Comment 6 Florian Weimer 2019-04-29 12:41:49 UTC
I think you can detect the call sequence using the struct __netgrent * argument.  See the nss/nss_files/files-netgrp.c code in glibc.

Comment 7 Sumit Bose 2019-04-29 16:09:47 UTC
(In reply to Florian Weimer from comment #6)
> I think you can detect the call sequence using the struct __netgrent *
> argument.  See the nss/nss_files/files-netgrp.c code in glibc.

Ok, I see. How should NSS modules outside of the glibc source tree use struct __netgrent, since it is not defined in a public header. Currently SSSD and e.g. nss-pam-ldapd are using a copy of the struct definition in their own source tree. But this might be risky, since glibc is free to change in internals of the struct at will (see e.g. https://pagure.io/SSSD/sssd/issue/3993 for a similar case).

Comment 8 Florian Weimer 2019-05-06 11:07:16 UTC
I will try to document this better on the glibc side. I don't think there is a way around defining struct __netgrent in a public header file.

The sssd sources already contain a copy of the definition of struct __netgrent because it is impossible to implement netgroup support without it. (The first few members are used for passing data to the glibc NSS framework.) I think you can reuse the data member to store a pointer to your own internal data.  You must set the data member to NULL in the endnetgrent function and free the resources there.

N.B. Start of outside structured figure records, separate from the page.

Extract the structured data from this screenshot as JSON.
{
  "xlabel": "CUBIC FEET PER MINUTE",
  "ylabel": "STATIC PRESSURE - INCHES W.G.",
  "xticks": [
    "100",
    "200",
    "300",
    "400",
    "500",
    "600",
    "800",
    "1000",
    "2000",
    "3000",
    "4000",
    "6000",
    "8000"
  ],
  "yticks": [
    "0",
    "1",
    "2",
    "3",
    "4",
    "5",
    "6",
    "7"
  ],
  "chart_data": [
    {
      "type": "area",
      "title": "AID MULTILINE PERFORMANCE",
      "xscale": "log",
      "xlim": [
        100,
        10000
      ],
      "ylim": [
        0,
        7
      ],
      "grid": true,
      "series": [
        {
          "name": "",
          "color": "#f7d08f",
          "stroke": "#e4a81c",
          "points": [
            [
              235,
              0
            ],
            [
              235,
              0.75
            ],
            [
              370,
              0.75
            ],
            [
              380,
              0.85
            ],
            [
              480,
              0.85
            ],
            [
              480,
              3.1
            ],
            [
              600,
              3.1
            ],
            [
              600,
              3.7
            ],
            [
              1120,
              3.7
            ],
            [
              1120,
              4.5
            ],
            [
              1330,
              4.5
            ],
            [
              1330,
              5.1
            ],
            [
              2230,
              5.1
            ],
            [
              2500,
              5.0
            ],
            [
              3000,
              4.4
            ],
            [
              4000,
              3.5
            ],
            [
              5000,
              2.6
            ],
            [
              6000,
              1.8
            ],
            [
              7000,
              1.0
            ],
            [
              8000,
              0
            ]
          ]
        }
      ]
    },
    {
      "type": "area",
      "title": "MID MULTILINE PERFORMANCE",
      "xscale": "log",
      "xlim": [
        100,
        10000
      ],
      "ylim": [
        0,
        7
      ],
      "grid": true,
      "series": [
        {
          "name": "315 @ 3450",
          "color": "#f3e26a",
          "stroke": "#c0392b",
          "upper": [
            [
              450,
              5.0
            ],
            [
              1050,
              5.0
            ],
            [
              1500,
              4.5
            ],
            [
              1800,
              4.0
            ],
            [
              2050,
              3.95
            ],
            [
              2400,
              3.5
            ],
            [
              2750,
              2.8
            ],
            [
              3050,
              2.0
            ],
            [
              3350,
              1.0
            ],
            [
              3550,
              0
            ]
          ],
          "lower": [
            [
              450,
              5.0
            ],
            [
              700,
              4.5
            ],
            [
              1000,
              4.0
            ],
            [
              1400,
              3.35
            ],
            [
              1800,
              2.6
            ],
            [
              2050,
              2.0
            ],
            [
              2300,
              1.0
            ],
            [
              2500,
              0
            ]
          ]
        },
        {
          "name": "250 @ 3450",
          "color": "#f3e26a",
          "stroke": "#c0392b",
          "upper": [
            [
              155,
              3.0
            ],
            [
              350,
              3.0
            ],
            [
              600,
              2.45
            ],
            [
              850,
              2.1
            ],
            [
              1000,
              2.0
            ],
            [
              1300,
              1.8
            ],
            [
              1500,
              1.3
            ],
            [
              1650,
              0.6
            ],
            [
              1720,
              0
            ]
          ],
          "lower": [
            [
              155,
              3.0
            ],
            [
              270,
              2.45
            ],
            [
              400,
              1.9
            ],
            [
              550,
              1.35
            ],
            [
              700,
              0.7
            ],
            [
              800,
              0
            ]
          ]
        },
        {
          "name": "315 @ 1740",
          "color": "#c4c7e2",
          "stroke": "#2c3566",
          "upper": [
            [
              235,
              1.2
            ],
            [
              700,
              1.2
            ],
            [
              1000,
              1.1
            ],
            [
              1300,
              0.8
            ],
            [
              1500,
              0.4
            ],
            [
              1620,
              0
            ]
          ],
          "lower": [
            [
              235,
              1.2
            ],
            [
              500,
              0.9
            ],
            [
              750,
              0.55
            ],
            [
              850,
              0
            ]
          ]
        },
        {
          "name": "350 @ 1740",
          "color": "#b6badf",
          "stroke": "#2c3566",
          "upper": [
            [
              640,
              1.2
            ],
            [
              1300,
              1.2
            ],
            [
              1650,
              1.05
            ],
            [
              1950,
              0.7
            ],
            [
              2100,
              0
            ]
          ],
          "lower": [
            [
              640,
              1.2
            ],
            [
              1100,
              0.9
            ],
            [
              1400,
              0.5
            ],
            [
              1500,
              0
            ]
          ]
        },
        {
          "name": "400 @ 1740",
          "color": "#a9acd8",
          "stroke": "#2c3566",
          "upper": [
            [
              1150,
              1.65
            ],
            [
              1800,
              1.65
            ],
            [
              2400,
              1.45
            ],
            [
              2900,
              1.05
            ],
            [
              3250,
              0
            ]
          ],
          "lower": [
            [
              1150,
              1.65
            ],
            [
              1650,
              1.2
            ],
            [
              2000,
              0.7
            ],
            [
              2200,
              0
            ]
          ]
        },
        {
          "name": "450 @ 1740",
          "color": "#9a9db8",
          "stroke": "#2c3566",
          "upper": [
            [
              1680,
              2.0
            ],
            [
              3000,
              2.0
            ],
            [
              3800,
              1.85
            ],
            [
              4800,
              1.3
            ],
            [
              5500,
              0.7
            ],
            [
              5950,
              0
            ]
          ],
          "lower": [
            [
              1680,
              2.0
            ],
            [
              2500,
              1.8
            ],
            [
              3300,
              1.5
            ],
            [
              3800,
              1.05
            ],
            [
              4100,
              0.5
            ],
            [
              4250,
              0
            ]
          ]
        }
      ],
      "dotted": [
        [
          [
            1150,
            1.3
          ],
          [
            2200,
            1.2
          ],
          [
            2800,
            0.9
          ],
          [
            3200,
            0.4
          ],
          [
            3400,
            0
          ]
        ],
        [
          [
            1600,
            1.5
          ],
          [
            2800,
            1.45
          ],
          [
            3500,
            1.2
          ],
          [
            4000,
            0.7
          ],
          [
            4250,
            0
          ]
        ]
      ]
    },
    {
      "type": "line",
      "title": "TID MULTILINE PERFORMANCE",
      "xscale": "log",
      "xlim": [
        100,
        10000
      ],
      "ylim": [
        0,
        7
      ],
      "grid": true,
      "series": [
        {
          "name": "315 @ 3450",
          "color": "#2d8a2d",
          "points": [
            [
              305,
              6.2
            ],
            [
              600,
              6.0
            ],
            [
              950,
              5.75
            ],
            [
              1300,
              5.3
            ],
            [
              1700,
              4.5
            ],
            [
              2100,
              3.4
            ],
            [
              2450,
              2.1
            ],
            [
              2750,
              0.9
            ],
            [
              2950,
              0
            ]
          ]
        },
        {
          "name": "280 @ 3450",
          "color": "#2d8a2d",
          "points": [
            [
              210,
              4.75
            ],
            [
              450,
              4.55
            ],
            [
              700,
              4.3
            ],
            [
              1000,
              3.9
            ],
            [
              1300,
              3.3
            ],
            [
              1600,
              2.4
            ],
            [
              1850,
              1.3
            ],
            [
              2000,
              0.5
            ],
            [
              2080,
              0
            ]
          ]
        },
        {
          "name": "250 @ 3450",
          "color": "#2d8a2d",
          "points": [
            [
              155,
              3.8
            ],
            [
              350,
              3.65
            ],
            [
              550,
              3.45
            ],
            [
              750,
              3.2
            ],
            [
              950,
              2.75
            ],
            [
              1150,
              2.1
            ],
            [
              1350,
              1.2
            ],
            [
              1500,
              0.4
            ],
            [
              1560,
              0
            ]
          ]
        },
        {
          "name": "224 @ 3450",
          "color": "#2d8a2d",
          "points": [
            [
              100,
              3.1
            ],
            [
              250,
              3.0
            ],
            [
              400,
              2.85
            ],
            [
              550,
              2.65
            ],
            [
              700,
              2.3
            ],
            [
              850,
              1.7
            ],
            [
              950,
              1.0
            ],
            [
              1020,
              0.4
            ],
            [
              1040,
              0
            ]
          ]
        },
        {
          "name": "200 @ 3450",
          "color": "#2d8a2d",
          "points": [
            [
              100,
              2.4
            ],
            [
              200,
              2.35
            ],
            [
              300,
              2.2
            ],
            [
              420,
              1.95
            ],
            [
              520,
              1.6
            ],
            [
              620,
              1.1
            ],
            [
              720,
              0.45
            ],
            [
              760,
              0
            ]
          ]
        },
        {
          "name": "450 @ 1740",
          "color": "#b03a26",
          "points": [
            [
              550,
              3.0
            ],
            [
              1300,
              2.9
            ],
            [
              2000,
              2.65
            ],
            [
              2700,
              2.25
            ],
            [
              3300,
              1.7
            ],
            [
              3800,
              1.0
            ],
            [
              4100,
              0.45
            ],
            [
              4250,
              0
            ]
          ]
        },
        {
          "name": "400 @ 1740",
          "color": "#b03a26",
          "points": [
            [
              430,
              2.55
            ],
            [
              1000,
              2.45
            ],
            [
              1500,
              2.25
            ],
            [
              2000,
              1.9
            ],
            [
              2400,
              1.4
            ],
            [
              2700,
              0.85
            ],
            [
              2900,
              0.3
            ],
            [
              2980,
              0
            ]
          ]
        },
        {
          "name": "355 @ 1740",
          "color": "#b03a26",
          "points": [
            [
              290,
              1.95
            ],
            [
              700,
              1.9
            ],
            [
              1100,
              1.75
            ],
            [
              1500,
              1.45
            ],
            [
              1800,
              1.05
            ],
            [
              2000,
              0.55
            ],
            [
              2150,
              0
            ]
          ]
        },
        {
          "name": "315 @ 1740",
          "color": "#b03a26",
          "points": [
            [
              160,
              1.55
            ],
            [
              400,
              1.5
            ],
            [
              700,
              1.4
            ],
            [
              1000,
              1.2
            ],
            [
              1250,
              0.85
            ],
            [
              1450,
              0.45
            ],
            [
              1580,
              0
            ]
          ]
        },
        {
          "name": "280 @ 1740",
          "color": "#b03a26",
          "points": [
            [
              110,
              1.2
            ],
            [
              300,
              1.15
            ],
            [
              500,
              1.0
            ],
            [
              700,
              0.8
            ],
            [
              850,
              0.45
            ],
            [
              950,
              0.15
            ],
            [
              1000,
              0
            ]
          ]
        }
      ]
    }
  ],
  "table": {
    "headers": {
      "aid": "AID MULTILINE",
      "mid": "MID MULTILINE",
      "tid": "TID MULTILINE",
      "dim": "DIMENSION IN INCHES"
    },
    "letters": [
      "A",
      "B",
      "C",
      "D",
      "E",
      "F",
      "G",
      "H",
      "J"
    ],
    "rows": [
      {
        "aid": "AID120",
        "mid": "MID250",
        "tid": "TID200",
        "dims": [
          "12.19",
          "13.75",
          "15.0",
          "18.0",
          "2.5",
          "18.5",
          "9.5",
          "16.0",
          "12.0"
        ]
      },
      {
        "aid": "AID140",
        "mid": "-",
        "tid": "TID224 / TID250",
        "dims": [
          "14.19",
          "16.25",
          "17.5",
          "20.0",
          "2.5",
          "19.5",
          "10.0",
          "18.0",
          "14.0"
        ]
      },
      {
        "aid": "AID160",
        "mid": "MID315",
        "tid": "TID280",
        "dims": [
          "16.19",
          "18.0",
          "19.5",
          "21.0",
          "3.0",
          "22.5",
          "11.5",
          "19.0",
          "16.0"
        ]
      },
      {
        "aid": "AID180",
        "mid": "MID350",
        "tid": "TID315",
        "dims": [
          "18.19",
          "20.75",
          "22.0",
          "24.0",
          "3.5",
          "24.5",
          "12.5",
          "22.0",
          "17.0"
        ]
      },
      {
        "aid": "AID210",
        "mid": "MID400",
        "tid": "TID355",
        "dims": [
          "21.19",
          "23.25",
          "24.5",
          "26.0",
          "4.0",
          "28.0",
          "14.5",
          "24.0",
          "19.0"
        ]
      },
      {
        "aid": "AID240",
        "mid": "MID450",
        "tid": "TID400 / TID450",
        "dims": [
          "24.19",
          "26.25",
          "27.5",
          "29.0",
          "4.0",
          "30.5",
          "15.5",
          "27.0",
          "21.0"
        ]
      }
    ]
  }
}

Comment 9 Sumit Bose 2019-05-06 11:26:48 UTC
(In reply to Florian Weimer from comment #8)
> I will try to document this better on the glibc side. I don't think there is
> a way around defining struct __netgrent in a public header file.
> 
> The sssd sources already contain a copy of the definition of struct
> __netgrent because it is impossible to implement netgroup support without
> it. (The first few members are used for passing data to the glibc NSS
> framework.) I think you can reuse the data member to store a pointer to your
> own internal data.  You must set the data member to NULL in the endnetgrent
> function and free the resources there.

Hi Florian,

thank you for taking care of this in glibc.

I will check from the SSSD side how we can use the data member from __netgrent to make netgroup calls thread safe.

bye,
Sumit

Comment 17 Sumit Bose 2021-03-18 07:52:21 UTC
Upstream ticket:
https://github.com/SSSD/sssd/issues/5540

Comment 18 Pavel Březina 2021-04-21 10:02:23 UTC
Pushed PR: https://github.com/SSSD/sssd/pull/5541

* `master`
    * 29abf94e3aec2c54c76adf61318099097c41ea77 - intg test: test is innetgr() is thread-safe
    * 88eec1c22f188adc49f41b81fe5af03c995c690d - nss client: make innetgr() thread safe

Comment 25 errata-xmlrpc 2021-11-09 19:46:33 UTC
Since the problem described in this bug report should be
resolved in a recent advisory, it has been closed with a
resolution of ERRATA.

For information on the advisory (sssd bug fix and enhancement update), and where to find the updated
files, follow the link below.

If the solution does not work for you, open a new bug report.

https://access.redhat.com/errata/RHBA-2021:4435